Students react to Trump cutting EPA funding

Katlyn Campbell

Iowa State students on campus weighed in on President Donald Trump’s potential cuts of the Environmental Protection Agency (EPA), most disagreeing with the president’s decision.

Students sitting in Curtiss Hall were from an array of different majors: pre-business, anthropology, pre-professional health programs, agronomy, agricultural studies, animal science, animal ecology, environmental science and landscape architecture.

Trump released his budget outline last Thursday with a proposed increase in defense spending and a 31 percent cut in funding of the EPA. The budget outline is subject to change as Congress must approve it; however, the full budget will be released in May.

$2.6 billion will be cut from EPA funding, and 3,200 employees will be discharged.

The proposed budget will decrease funding for international climate change and climate change research.

Among the programs losing funding is the Clean Power Plan, a program intended to combat climate change that was proposed by Barack Obama in 2015.

Students voiced their opinions when asked whether or not they believe Trump should be cutting EPA funding.

“[Trump] doesn’t believe climate change or global warming even exists when scientific evidence states otherwise,” Wyatt Metcalf, freshman in pre-business, said.

Metcalf believes that it’s a massive problem that EPA funding will be cut as we are constantly destroying the environment.

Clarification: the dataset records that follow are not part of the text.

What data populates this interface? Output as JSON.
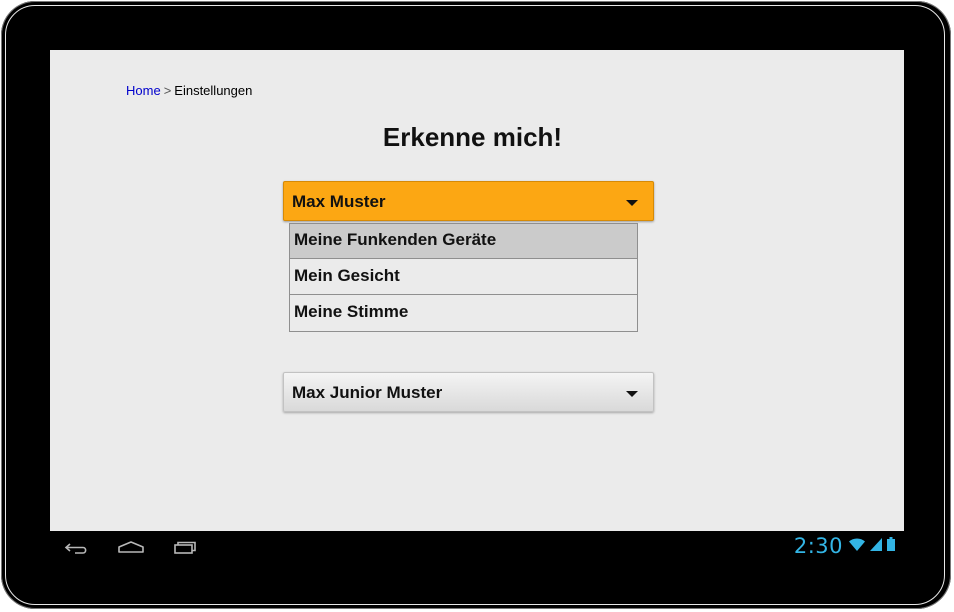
{
  "breadcrumb": {
    "home": "Home",
    "separator": ">",
    "current": "Einstellungen"
  },
  "page": {
    "title": "Erkenne mich!"
  },
  "users": [
    {
      "name": "Max Muster",
      "expanded": true,
      "options": [
        {
          "label": "Meine Funkenden Geräte",
          "selected": true
        },
        {
          "label": "Mein Gesicht",
          "selected": false
        },
        {
          "label": "Meine Stimme",
          "selected": false
        }
      ]
    },
    {
      "name": "Max Junior Muster",
      "expanded": false
    }
  ],
  "system_bar": {
    "clock": "2:30",
    "icons": [
      "back-icon",
      "home-icon",
      "recent-apps-icon",
      "wifi-icon",
      "signal-icon",
      "battery-icon"
    ]
  },
  "colors": {
    "accent_active": "#fca713",
    "screen_background": "#ebebeb",
    "clock_color": "#33b5e5",
    "link_color": "#0000cc"
  }
}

According to Sarah Salmon, senior in agronomy, the EPA is very important in regulating environmental and human health.

“To help ourselves, we need to protect the environment,” Salmon said.

Cara Smith, junior in animal ecology, fears that the proposed funding cuts will lead to an increase in deforestation and consequently detract attention from the U.S. Forest Service.

Similarly, most students polled in January by Chris Kahn, polling editor at Reuters, showed that a majority of Americans would like to see the EPA funding stay as it is or be increased.

“More than 60 percent of Americans would like to see the U.S. Environmental Protection Agency’s powers preserved or strengthened under incoming President Donald Trump, and the drilling of oil on public lands to hold steady or drop,” according to the Reuters poll.

Trump is staying true to promises outlined in his campaign, as he’s trying to shrink the role of other federal programs like the State Energy Program, Water and Waste Disposal Loan and Grant Program and National Wildlife Refuge System.

“Just over 60 percent of Americans think it would be wrong to weaken wildlife protections and air and water regulations to bolster the energy industry, while they were nearly evenly split on whether carbon emissions should be softened to help the industry,” according to the Reuters poll.

Despite this 60 percent, Trump remains firm on utilizing resources like clean coal, shale oil and natural gas reserves.

“Based off of conversations I’ve had with some Iowan farmers, I think that there is room for potential policy changes within the EPA and other programs, but they need to maintain a healthy budget to be influential,” said Michael French, senior in landscape architecture.